Today, Micron announced that it has started shipping next-generation high-bandwidth memory, HBM4. HBM is a key technology to enable today’s AI accelerators and HPC processors. Using HBM trades capacity and serviceability for speed, and that is why a new generation is a big deal.
Micron Begins Shipping HBM4 Memory for Next-Gen AI
HBM4 features a 2048-bit interface and now up to 2.0TB/s per memory stack. Remember, there are often several HBM stacks on a modern accelerator. For some reference, Micron HBM3E was something like 1.2TB/s so that is around 60% higher performance.

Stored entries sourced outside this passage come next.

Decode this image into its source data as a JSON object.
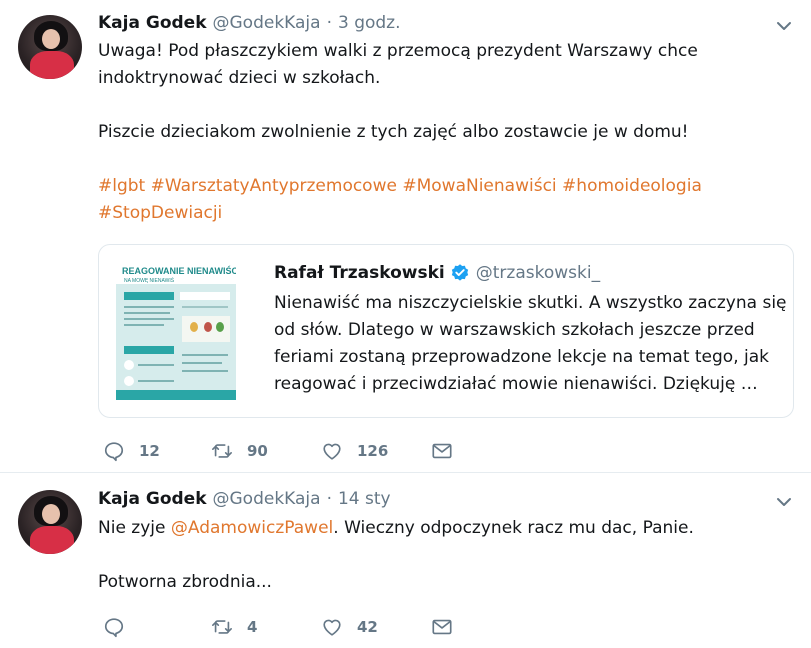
{
  "tweets": [
    {
      "display_name": "Kaja Godek",
      "handle": "@GodekKaja",
      "separator": "·",
      "time": "3 godz.",
      "lines": {
        "l1": "Uwaga! Pod płaszczykiem walki z przemocą prezydent Warszawy chce",
        "l2": "indoktrynować dzieci w szkołach.",
        "l3": "Piszcie dzieciakom zwolnienie z tych zajęć albo zostawcie je w domu!"
      },
      "hashtags": [
        "#lgbt",
        "#WarsztatyAntyprzemocowe",
        "#MowaNienawiści",
        "#homoideologia",
        "#StopDewiacji"
      ],
      "quote": {
        "display_name": "Rafał Trzaskowski",
        "handle": "@trzaskowski_",
        "lines": [
          "Nienawiść ma niszczycielskie skutki. A wszystko zaczyna się",
          "od słów. Dlatego w warszawskich szkołach jeszcze przed",
          "feriami zostaną przeprowadzone lekcje na temat tego, jak",
          "reagować i przeciwdziałać mowie nienawiści. Dziękuję …"
        ],
        "thumb_title": "REAGOWANIE NA MOWĘ NIENAWIŚCI",
        "thumb_title_l1": "REAGOWANIE NIENAWIŚCI",
        "thumb_title_l2": "NA MOWĘ NIENAWIŚ"
      },
      "actions": {
        "replies": "12",
        "retweets": "90",
        "likes": "126"
      }
    },
    {
      "display_name": "Kaja Godek",
      "handle": "@GodekKaja",
      "separator": "·",
      "time": "14 sty",
      "lines": {
        "l1_pre": "Nie zyje ",
        "l1_mention": "@AdamowiczPawel",
        "l1_post": ". Wieczny odpoczynek racz mu dac, Panie.",
        "l2": "Potworna zbrodnia..."
      },
      "actions": {
        "replies": "",
        "retweets": "4",
        "likes": "42"
      }
    }
  ],
  "colors": {
    "accent": "#e0772e",
    "muted": "#657786",
    "verified": "#1da1f2",
    "divider": "#e6ecf0"
  },
  "icons": [
    "caret-down-icon",
    "reply-icon",
    "retweet-icon",
    "like-icon",
    "direct-message-icon",
    "verified-badge-icon"
  ]
}
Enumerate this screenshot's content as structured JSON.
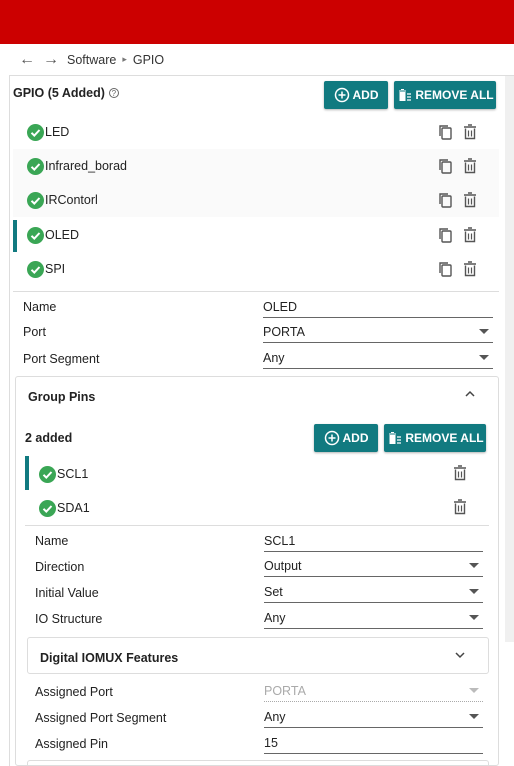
{
  "breadcrumb": {
    "back": "←",
    "forward": "→",
    "items": [
      "Software",
      "GPIO"
    ],
    "separator": "▸"
  },
  "gpio": {
    "title": "GPIO (5 Added)",
    "help": "?",
    "add_label": "ADD",
    "remove_all_label": "REMOVE ALL",
    "items": [
      {
        "label": "LED"
      },
      {
        "label": "Infrared_borad"
      },
      {
        "label": "IRContorl"
      },
      {
        "label": "OLED"
      },
      {
        "label": "SPI"
      }
    ]
  },
  "details": {
    "name_label": "Name",
    "name_value": "OLED",
    "port_label": "Port",
    "port_value": "PORTA",
    "segment_label": "Port Segment",
    "segment_value": "Any"
  },
  "group_pins": {
    "title": "Group Pins",
    "count": "2 added",
    "add_label": "ADD",
    "remove_all_label": "REMOVE ALL",
    "items": [
      {
        "label": "SCL1"
      },
      {
        "label": "SDA1"
      }
    ],
    "name_label": "Name",
    "name_value": "SCL1",
    "direction_label": "Direction",
    "direction_value": "Output",
    "initial_label": "Initial Value",
    "initial_value": "Set",
    "io_label": "IO Structure",
    "io_value": "Any"
  },
  "iomux": {
    "title": "Digital IOMUX Features",
    "port_label": "Assigned Port",
    "port_value": "PORTA",
    "segment_label": "Assigned Port Segment",
    "segment_value": "Any",
    "pin_label": "Assigned Pin",
    "pin_value": "15"
  },
  "colors": {
    "topbar": "#cc0000",
    "accent": "#117a80",
    "check": "#3aa655"
  }
}
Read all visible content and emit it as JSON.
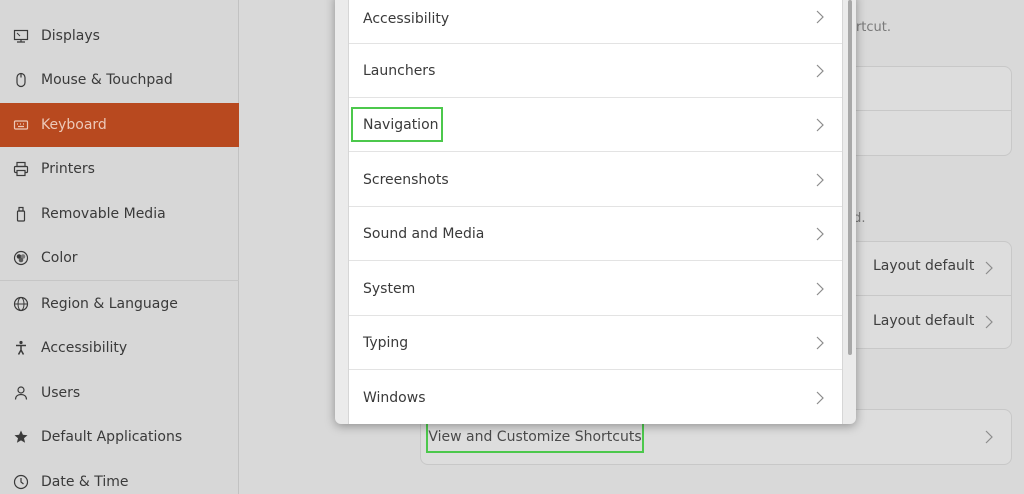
{
  "sidebar": {
    "items": [
      {
        "label": "Displays",
        "icon": "display-icon",
        "name": "sidebar-item-displays"
      },
      {
        "label": "Mouse & Touchpad",
        "icon": "mouse-icon",
        "name": "sidebar-item-mouse-touchpad"
      },
      {
        "label": "Keyboard",
        "icon": "keyboard-icon",
        "name": "sidebar-item-keyboard",
        "active": true
      },
      {
        "label": "Printers",
        "icon": "printer-icon",
        "name": "sidebar-item-printers"
      },
      {
        "label": "Removable Media",
        "icon": "usb-drive-icon",
        "name": "sidebar-item-removable-media"
      },
      {
        "label": "Color",
        "icon": "color-icon",
        "name": "sidebar-item-color"
      },
      {
        "label": "Region & Language",
        "icon": "globe-icon",
        "name": "sidebar-item-region-language"
      },
      {
        "label": "Accessibility",
        "icon": "accessibility-icon",
        "name": "sidebar-item-accessibility"
      },
      {
        "label": "Users",
        "icon": "users-icon",
        "name": "sidebar-item-users"
      },
      {
        "label": "Default Applications",
        "icon": "star-icon",
        "name": "sidebar-item-default-applications"
      },
      {
        "label": "Date & Time",
        "icon": "clock-icon",
        "name": "sidebar-item-date-time"
      }
    ]
  },
  "background": {
    "partial_text_1": "ortcut.",
    "partial_text_2": "rd.",
    "layout_default_1": "Layout default",
    "layout_default_2": "Layout default",
    "view_shortcuts_label": "View and Customize Shortcuts"
  },
  "dialog": {
    "rows": [
      {
        "label": "Accessibility"
      },
      {
        "label": "Launchers"
      },
      {
        "label": "Navigation",
        "highlighted": true
      },
      {
        "label": "Screenshots"
      },
      {
        "label": "Sound and Media"
      },
      {
        "label": "System"
      },
      {
        "label": "Typing"
      },
      {
        "label": "Windows"
      }
    ]
  },
  "colors": {
    "accent": "#b8491f",
    "highlight": "#4cc84c"
  }
}
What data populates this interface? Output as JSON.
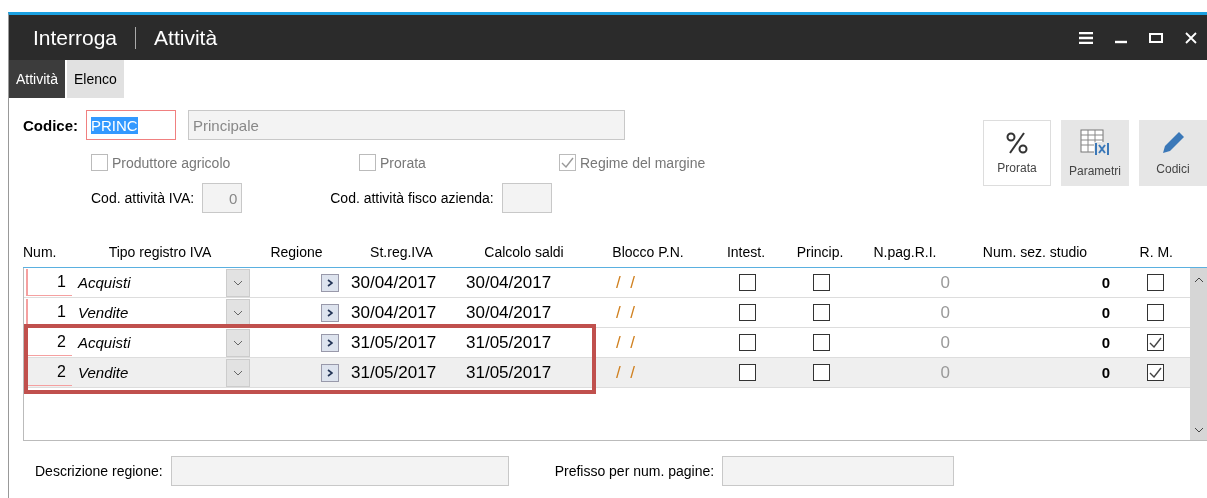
{
  "window": {
    "title_parts": [
      "Interroga",
      "Attività"
    ]
  },
  "tabs": [
    {
      "label": "Attività",
      "selected": true
    },
    {
      "label": "Elenco",
      "selected": false
    }
  ],
  "codice": {
    "label": "Codice:",
    "value": "PRINC",
    "description": "Principale"
  },
  "options": [
    {
      "label": "Produttore agricolo",
      "checked": false,
      "disabled": true
    },
    {
      "label": "Prorata",
      "checked": false,
      "disabled": true
    },
    {
      "label": "Regime del margine",
      "checked": true,
      "disabled": true
    }
  ],
  "cod_fields": [
    {
      "label": "Cod. attività IVA:",
      "value": "0"
    },
    {
      "label": "Cod. attività fisco azienda:"
    }
  ],
  "toolbar": [
    {
      "kind": "percent",
      "label": "Prorata",
      "selected": true
    },
    {
      "kind": "table",
      "label": "Parametri",
      "selected": false
    },
    {
      "kind": "pencil",
      "label": "Codici",
      "selected": false
    }
  ],
  "table": {
    "columns": [
      "Num.",
      "Tipo registro IVA",
      "Regione",
      "St.reg.IVA",
      "Calcolo saldi",
      "Blocco P.N.",
      "Intest.",
      "Princip.",
      "N.pag.R.I.",
      "Num. sez. studio",
      "R. M."
    ],
    "rows": [
      {
        "num": "1",
        "tipo": "Acquisti",
        "st_reg": "30/04/2017",
        "calcolo": "30/04/2017",
        "blocco": "/  /",
        "intest": false,
        "princip": false,
        "npag": "0",
        "num_sez": "0",
        "rm": false,
        "selected": false,
        "highlighted": false
      },
      {
        "num": "1",
        "tipo": "Vendite",
        "st_reg": "30/04/2017",
        "calcolo": "30/04/2017",
        "blocco": "/  /",
        "intest": false,
        "princip": false,
        "npag": "0",
        "num_sez": "0",
        "rm": false,
        "selected": false,
        "highlighted": false
      },
      {
        "num": "2",
        "tipo": "Acquisti",
        "st_reg": "31/05/2017",
        "calcolo": "31/05/2017",
        "blocco": "/  /",
        "intest": false,
        "princip": false,
        "npag": "0",
        "num_sez": "0",
        "rm": true,
        "selected": false,
        "highlighted": true
      },
      {
        "num": "2",
        "tipo": "Vendite",
        "st_reg": "31/05/2017",
        "calcolo": "31/05/2017",
        "blocco": "/  /",
        "intest": false,
        "princip": false,
        "npag": "0",
        "num_sez": "0",
        "rm": true,
        "selected": true,
        "highlighted": true
      }
    ]
  },
  "bottom_fields": [
    {
      "label": "Descrizione regione:"
    },
    {
      "label": "Prefisso per num. pagine:"
    }
  ]
}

The first samples shipping to customers are 36GB HBM4 stacks, so chip designers can get capacity at the same points as HBM3E. Of course, we have seen other generations of HBM stacks get refreshes with higher capacities. With today’s LLMs demanding more memory capacity and memory bandwidth, HBM4 will be the answer for next-generation designs.
Micron also said that the new memory is built on its 1-beta process and has “highly capable memory built-in self-test (MBIST)” functionality. A notable challenge with HBM is that integrating the memory onto a complex package means that the AI packages need to be both fast, and reliable.
Final Words
Micron says that the HBM4 is now being sent to customers, but the production ramp will not be until 2026. As a result, this is not something that we are going to see today. Instead, they will ramp along with next-generation accelerators. As AI accelerators continue to get larger, having HBM continue to advance to higher speeds is important since accelerators usually have limited space to add stacks of HBM. Those physical sites often determine the memory bandwidth and capacity of a platform. In the future, we expect that we will see HBM combined with slower capacity tiers like LPDDR to expand memory footprints of accelerators even further than today.
Given that most of the bandwidth increase for HBM4 stems from doubling the width, there is another 20% improvement for just matching the clocks of HBM3E. Higher clock speeds are also expected, though I’m not sure how high they can drive things. That 2048 bit width per stack is a lot but subdivided into 128 bit wide sub channels. Even with the fine tracing possible, driving bus speeds higher at these sub channel widths is going to be a challenge.
The 36 GB capacity is done through 12 stacks of 24 Gbit dies. I believe HBM4 has provisions for 16 stacks with 32 Gbit dies arriving in the short term permitting a 64 GB HBM4 stack.
The real critical part for HBM4 is going to be the edge length. I have a strong feeling that designs are going to be basing chiplet size around the HBM4 edge length instead of attempting to build large monolithic designs leveraging multiple HBM4 stacks. Ultimately that’ll mean way more silicon inside of a larger package.